Découvert en gagnant le premier prix au concours des journées professionnelles de Arles, je suis devenu un photographe noir-blanc qui n’a eu de cesse d’exposer et d'éditer des livres dans le seul but de soutenir les projets de Calcutta Rescue.
Après avoir travaillé quelque temps avec l’agence Gamma, j'ai dû me rendre à l’évidence que mon travail était trop lent pour alimenter une démarche d’agence: il y manquait l’actualité, le sensationnel. Je retournai des dizaines de fois au Bengale, puis en Éthiopie, au Burkina pour connaître et comprendre au mieux mes sujets photographiques avant de les immortaliser .

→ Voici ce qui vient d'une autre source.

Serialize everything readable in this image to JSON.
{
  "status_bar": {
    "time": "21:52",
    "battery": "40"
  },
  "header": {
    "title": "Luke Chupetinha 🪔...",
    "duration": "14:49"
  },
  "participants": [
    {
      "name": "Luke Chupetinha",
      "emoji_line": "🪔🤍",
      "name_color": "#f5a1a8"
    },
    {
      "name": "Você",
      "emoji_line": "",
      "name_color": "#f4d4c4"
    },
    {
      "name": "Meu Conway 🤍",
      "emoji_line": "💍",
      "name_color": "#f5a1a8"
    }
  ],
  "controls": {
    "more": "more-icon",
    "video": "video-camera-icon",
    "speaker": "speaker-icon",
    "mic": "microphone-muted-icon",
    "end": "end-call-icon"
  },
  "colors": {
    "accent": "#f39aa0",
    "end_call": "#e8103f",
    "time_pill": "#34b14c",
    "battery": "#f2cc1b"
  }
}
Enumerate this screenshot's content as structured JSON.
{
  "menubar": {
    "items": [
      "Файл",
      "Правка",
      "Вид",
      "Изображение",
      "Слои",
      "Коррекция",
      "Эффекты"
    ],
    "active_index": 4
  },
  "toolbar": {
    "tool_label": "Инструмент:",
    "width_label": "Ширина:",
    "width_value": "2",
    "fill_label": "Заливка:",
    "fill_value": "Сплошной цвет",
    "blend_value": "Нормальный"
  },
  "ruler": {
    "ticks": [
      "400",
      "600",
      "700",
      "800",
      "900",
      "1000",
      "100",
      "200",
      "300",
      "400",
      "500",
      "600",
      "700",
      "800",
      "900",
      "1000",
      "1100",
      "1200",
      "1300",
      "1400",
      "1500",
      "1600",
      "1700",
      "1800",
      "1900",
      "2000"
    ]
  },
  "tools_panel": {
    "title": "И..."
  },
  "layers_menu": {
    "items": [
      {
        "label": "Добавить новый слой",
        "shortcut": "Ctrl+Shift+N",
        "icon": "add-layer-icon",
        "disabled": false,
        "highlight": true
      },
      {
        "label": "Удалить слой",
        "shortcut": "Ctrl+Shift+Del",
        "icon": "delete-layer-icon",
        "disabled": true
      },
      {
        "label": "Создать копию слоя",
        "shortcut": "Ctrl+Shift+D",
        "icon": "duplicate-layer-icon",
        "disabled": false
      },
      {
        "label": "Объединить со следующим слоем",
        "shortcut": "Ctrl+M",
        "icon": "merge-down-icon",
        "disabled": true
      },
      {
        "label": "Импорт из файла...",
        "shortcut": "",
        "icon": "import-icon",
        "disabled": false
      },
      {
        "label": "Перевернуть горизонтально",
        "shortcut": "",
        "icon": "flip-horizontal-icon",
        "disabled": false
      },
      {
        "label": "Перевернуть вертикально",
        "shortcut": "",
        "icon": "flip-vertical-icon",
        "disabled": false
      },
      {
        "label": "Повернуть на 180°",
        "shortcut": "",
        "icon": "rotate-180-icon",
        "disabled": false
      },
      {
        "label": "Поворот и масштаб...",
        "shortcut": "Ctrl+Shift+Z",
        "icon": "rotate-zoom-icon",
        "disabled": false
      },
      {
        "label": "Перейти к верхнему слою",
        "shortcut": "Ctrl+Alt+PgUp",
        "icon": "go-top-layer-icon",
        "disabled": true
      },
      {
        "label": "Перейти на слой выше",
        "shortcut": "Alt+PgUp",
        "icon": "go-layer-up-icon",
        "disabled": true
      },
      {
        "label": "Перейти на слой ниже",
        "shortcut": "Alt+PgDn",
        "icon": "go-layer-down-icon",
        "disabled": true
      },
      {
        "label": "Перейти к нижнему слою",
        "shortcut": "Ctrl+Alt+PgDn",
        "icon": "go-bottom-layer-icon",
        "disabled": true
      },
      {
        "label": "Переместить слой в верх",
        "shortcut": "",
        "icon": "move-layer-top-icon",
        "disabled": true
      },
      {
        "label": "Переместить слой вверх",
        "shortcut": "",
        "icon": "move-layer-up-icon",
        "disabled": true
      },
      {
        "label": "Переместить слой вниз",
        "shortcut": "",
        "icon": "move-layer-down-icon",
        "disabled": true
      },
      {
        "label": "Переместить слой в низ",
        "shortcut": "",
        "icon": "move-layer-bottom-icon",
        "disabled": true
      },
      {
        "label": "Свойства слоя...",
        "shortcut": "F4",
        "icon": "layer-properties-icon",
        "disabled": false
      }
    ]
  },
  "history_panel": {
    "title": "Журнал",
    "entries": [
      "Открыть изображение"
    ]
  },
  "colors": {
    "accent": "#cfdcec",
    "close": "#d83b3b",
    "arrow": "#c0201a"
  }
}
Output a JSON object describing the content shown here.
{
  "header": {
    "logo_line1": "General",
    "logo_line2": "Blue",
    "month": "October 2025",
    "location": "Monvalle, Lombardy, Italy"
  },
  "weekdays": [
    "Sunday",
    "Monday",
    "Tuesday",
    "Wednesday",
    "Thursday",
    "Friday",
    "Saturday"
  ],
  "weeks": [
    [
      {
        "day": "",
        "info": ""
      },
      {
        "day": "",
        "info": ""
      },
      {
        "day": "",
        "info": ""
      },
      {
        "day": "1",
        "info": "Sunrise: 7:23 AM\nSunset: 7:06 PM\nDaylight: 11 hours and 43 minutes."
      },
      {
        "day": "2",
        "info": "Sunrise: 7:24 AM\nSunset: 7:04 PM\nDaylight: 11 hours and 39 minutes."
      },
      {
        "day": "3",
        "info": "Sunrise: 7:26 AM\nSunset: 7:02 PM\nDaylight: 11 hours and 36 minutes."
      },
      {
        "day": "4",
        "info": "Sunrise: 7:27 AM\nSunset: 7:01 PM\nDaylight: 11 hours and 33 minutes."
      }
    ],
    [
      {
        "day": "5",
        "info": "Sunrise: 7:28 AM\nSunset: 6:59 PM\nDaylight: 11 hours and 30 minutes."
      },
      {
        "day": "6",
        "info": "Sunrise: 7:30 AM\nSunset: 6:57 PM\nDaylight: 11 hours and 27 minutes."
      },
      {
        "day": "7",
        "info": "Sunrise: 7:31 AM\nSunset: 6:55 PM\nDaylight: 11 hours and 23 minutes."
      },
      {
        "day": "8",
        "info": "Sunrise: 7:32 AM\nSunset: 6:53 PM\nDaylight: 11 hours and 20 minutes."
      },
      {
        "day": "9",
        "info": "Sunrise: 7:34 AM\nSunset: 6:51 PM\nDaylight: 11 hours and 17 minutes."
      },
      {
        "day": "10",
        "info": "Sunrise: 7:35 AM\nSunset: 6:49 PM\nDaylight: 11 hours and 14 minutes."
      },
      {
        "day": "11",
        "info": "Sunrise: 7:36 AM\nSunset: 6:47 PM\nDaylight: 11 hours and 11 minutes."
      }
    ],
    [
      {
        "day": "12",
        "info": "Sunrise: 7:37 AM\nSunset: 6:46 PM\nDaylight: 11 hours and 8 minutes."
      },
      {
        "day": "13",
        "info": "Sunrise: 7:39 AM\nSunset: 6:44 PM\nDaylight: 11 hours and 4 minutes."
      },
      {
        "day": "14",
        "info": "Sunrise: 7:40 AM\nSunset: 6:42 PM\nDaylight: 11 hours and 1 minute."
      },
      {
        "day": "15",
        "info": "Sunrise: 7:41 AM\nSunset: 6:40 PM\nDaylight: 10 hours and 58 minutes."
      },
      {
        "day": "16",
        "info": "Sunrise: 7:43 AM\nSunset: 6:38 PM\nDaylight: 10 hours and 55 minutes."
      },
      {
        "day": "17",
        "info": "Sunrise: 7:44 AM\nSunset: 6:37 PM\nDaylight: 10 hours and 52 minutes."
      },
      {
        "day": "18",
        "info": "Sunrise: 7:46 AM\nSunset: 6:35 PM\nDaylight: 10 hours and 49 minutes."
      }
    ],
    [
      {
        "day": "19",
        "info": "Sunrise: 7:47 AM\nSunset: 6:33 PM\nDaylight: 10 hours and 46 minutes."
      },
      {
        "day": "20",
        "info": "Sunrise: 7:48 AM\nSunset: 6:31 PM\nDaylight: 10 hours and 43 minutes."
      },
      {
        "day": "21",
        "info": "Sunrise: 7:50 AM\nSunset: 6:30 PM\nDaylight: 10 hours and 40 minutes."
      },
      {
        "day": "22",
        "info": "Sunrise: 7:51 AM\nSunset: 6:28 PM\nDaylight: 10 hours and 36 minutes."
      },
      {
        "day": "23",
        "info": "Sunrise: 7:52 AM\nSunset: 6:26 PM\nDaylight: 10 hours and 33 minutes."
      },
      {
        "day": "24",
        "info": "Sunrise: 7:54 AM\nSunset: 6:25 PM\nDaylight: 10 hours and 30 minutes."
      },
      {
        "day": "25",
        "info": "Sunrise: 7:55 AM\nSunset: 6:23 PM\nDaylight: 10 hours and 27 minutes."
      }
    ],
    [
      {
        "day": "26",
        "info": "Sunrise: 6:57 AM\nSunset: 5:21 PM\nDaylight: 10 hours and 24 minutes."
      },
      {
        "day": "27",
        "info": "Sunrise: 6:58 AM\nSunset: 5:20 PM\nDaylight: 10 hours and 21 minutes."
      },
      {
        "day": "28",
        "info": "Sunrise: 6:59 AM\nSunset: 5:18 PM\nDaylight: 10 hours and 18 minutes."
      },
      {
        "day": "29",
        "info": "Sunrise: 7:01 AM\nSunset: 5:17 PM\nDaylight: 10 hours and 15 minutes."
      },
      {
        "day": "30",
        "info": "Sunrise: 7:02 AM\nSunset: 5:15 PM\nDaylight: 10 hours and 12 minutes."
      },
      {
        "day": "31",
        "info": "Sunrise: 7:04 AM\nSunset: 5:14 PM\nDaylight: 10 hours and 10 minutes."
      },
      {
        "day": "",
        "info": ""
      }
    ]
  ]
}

Pour les besoins de mes engagements, je réalisai pour la télévision 3 documentaires sur le médecin des rues.
Durant toute son existence, le médecin anglais refusa à tous son autorisation de le filmer. Mais à force d’obstination et d’amitié, après 25 ans à ses côtés , Benoit Lange j'ai obtenu sa confiance et son aval pour réaliser le seul long métrage sur sa vie : Dr Jack.
Aujourd’hui plus que jamais Benoit Lange travaille la photographie en proximité directe dans des reportages difficiles et engagés.
Même si Calcutta a été le déclencheur de mon travail, finalement c'est comme si je m’étais fondu dès ce moment dans une approche de l’humain qui allait me combler.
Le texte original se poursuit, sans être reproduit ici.